The 'mm' option in the CIA procedure deglitch is currently the best choice for automated deglitching. This algorithm employs median filtering (with varying filter sizes) to identify and mask glitches. The method has been known to fail for glitches which last close to or longer than the duration of the observing mode. Additionally, the deglitcher does not mask or correct glitch induced transients (next section). The CVF data cubes or rasters with very strong point sources are generally problematic for automated routines. One last warning about automated deglitchers: they can sometimes confuse sources with glitches (especially strong spectral features in the CVF data cubes).
If all auto-mated options fail. The CIA contributed tool deglitch_view can be used to identify and mask glitches by eye. This is a slow, tiresome process but it is recommended that you should verify the performance of any auto-mated deglitcher manually (in particular for the CVF data cubes).

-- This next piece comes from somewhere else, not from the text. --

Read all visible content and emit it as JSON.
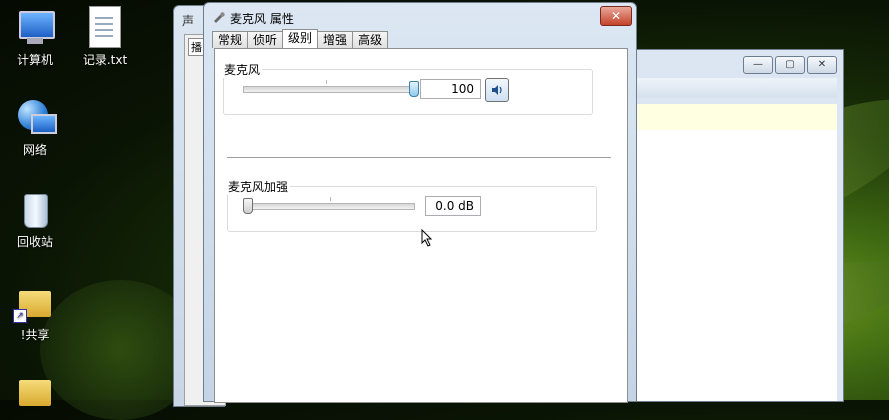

A word of caution about manual deglitching: If manual deglitching is applied to every raster position image of a raster map, one soon finds that the "depth" of the manual deglitching is hard to gauge -- it varies throughout the cube -- and one never knows when to stop. Eventually, even the fain but real sources start to be cut out. To quote one anonymous CAM expert:
"Be Carefull with manual deglitching - it leads to self-absorbtion, and eventually you go blind!"